In “We Went Where They Ain’t”, my June 2021 deep dive on U.S. discount retailer Dollar General (DG), I concluded with the following:
“In summary, I believe Mr. Market has some doubts about the company’s ability to grow beyond ~25,500 units and / or questions the sustainability of the business and its economics at maturity. I’d argue the market has held some version of this belief for much of the past five years, which is why the stock trades at a pretty large discount to a company like Costco. Personally, I think that conclusion has been, and continues to be, too pessimistic.
For that reason, I will make DG a 5% position tomorrow morning.”
On to today’s update (DG reported Q3 FY21 results on December 2nd).
In the third quarter, the company’s revenues increased by 4% YoY to $8.5 billion, with a slight decline in same store sales offset by mid-single digit unit growth (the company added nearly 1,000 net new stores over the past year, and recently crossed 18,000 total stores). Two-year stacked comps were +12% in Q3, most notably due to continued strength in the Consumables and Home product categories. While this is still well ahead of what Dollar General typically reported in the years prior to the pandemic, we can see that the two-year stack has decelerated meaningfully from the highs of early FY20.
While the revenue story remains encouraging, DG is now being forced to navigate various headwinds further down the income statement (“higher-than-expected costs, both from a product and supply chain perspective”). Through the first nine months of FY21, operating margins have contracted by ~110 basis points, largely attributable to an outsized increase in SG&A expense (“the most significant of which were retail labor and store occupancy costs”). While this is notable YoY decline, consider that YTD FY21 EBIT margins, at ~9.5%, are still 180 basis points higher than they were through the first nine months of FY19; for a business that has historically reported high-single digit operating margins, that has a sizable impact on earnings.
DG ended Q3 with $5.3 billion in inventories, unchanged from the year ago period on a per store basis.
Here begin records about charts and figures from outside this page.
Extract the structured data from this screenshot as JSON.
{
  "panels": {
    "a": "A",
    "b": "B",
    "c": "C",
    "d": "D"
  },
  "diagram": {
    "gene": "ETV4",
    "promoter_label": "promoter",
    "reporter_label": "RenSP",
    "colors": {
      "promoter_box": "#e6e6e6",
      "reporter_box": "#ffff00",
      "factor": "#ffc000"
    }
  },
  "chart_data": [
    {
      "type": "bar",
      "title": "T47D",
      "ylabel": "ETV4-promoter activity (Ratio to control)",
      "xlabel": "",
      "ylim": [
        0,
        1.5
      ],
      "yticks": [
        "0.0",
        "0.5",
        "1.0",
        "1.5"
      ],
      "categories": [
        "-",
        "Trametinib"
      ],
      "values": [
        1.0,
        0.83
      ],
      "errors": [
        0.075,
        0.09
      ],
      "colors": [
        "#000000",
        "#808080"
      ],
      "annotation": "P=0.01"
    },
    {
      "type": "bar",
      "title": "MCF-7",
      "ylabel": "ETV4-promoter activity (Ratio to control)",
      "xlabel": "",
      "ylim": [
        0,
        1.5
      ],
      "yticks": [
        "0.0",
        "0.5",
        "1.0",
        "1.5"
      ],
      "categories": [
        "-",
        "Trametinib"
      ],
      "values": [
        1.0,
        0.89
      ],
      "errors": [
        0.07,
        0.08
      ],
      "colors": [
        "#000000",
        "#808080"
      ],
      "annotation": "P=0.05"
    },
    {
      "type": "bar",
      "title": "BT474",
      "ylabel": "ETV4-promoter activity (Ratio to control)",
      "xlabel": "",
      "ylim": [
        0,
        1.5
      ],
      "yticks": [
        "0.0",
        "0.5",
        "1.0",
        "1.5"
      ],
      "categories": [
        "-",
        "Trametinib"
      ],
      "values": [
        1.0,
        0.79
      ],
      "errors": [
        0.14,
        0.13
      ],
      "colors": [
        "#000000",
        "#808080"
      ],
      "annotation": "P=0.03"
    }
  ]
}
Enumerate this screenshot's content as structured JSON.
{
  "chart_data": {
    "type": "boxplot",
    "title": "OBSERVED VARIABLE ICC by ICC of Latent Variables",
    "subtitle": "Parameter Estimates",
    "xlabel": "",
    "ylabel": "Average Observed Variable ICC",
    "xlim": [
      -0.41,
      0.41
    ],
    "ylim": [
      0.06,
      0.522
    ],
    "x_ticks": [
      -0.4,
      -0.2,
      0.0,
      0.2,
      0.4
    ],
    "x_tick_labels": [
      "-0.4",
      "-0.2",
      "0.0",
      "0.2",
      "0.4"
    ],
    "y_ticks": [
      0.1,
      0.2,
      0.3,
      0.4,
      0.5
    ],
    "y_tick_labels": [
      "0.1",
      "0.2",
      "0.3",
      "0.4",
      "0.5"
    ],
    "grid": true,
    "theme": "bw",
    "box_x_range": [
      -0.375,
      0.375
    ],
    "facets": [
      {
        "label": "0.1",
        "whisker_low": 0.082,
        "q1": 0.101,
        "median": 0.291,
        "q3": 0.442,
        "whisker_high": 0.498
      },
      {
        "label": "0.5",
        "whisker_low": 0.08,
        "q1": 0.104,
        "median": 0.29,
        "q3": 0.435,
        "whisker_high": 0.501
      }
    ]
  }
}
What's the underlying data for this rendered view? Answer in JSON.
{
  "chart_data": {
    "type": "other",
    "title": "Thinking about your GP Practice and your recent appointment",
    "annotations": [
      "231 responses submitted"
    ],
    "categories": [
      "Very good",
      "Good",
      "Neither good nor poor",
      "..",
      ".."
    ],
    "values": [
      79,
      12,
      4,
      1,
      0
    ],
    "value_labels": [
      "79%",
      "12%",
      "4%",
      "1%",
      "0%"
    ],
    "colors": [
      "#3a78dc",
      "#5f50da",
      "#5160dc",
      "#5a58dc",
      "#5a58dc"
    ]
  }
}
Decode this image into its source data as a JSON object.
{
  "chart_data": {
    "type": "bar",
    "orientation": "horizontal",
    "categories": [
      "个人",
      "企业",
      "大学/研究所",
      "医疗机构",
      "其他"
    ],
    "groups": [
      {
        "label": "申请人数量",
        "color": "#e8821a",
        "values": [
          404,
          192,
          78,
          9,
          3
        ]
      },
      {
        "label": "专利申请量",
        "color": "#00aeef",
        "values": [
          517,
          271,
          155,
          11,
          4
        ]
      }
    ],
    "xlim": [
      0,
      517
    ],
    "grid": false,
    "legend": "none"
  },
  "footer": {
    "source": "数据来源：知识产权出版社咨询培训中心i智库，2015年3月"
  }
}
As CFO John Garratt noted on the call, “we're not satisfied with our overall in-stock levels… we’re focused on improving our position, particularly in consumables”. I don’t want to minimize or overlook the current headwinds; there are numerous challenges that DG is now being forced to navigate, and it’s unclear whether they’ll subside anytime soon.
That said, from the perspective of a long-term investor, I do think it’s worth noting that this is an unavoidable reality of competitive businesses: strategic vision and adept execution are a must in order to achieve long-term success in the retail industry. Thankfully, for DG shareholders, I’d argue we’re partnered with a highly effective management team with a proven track record under the leadership of CEO Todd Vasos. As they’ve done in the past, I expect DG to effectively navigate the challenges they’re currently facing.